JDK 11.0.3 Update process
Aleksei Voitylov
aleksei.voitylov at bell-sw.com
Tue Feb 19 05:37:39 UTC 2019
On 19/02/2019 01:49, Andrew Hughes wrote:
> n Mon, 18 Feb 2019 at 09:42, Andrew Haley <aph at redhat.com> wrote:
>> On 2/15/19 6:06 PM, Andrew Hughes wrote:
>>
>>> As I said before [0], I think the jdkxxu repository should be
>>> restricted, maintaining a clear distinction between a jdkxxu-dev
>>> branch for developers to commit to, and the jdkxxu for
>>> consumption. The latter is the one that would be frozen and used as
>>> the base for releases around CPU time. That avoids a situation
>>> where people push stuff to jdkxxu in the interim and then are
>>> surprised when it's not in the release.
>>>
>>> If there's an issue with a lack of a maintainer, then that's a sign
>>> we need to appoint more, not abandon the whole idea.
>> I have thought some more about this, and I now believe there is a
>> deeper issue.
>>
>> The problem is that we've been conflating two roles in the
>> "maintainer". One is someone whose role is essentially judgemental:
>> they decide whether a patch is suitable for a particular release. The
>> other role is integrative: they merge a patch into a release branch
>> and make sure the result works by testing it. These two roles are not
>> the same thing, and require different skills.
>>
>> We are likely to encounter scaling problems as we work on the updates
>> projects and we will do ourselves no favours by creating bottlenecks
>> to efficient parallel working. A mature updates project would allow
>> many people, with different skills, to work together on a release
>> branch. Not all of these people would have the authority (or even the
>> desire) to approve patches.
>>
>> --
>> Andrew Haley
>> Java Platform Lead Engineer
>> Red Hat UK Ltd. <https://www.redhat.com>
>> EAC8 43EB D3EF DB98 CC77 2FAD A5CD 6035 332F A671
> Indeed. In the Oracle sense, it is very much the former role of
> adjudicating on which changes make it to the release and which don't.
>
> The other role has been largely nameless, because that process is
> basically opaque under Oracle ownership; once they branch the tree
> (privately) for "RDP2", the only evidence we have of activity is entries
> in the bug database.
>
> So this is the area we really need to define more in-depth. At the end of
> day, primary responsibility will have to go to someone who can do TCK
> testing as any release should pass that. On what platforms that is the
> case is yet another issue, so the work may need to be distributed against
> multiple interested parties.
>
> OpenJDK 6 & 7 have been much lower traffic, so we have generally got away
> with doing our Red Hat builds and TCK testing, and then just doing the final
> push & release in public. The process will need to be formalised for 8u & 11u.

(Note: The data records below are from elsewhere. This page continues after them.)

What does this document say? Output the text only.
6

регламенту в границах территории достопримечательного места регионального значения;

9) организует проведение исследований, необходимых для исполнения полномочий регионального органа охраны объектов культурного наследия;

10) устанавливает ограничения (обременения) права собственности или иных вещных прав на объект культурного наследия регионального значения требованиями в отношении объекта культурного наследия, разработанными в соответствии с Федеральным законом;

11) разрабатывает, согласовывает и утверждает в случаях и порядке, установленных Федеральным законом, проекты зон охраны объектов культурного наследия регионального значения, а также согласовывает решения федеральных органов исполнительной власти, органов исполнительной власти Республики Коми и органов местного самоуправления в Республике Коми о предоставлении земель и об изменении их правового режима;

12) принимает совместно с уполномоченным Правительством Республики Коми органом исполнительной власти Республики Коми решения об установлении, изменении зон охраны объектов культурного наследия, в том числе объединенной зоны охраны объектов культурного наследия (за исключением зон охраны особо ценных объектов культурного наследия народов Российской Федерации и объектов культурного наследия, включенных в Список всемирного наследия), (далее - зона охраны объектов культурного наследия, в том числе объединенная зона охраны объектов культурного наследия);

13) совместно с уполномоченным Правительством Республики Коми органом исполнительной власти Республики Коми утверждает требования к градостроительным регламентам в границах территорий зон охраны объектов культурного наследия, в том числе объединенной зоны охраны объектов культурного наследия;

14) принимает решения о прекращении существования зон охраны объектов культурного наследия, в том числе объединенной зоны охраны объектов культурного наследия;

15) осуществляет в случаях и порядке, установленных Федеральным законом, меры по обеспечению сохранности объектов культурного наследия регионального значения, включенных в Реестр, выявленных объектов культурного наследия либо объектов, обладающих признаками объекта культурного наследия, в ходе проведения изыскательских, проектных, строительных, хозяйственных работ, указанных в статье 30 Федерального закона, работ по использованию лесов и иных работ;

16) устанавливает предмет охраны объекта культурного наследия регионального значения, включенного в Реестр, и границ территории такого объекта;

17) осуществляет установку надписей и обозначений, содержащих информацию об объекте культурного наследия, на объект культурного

It's too late to run TCK and other suites by the time the release is
about to happen to have a healthy release (yet, I'm not suggesting such
a procedure should not happen in the end). It has to be an on-going
process, and a repository where functional and regression fixes are
accumulating is going to help with that, since this is the repository
where changes most likely to cause regressions will happen.
As far as TCK is concerned, it's binaries that are certified, and there
is a thousand ways to produce a binary that won't pass TCK from the
sources someone else uses to produce a good one.
I believe companies willing to participate in this effort are mostly
represented here and the process should be just continuous testing and
bug fixing. From BellSoft end, we are willing to participate focusing on
some platforms which are less covered by others, such as ARM32, some
AARCH64 microarchitectures, Solaris SPARC and x86. I believe the rest
are better covered by other companies testing (SAP, Red Hat). I'm not
suggesting there should not be some overlap.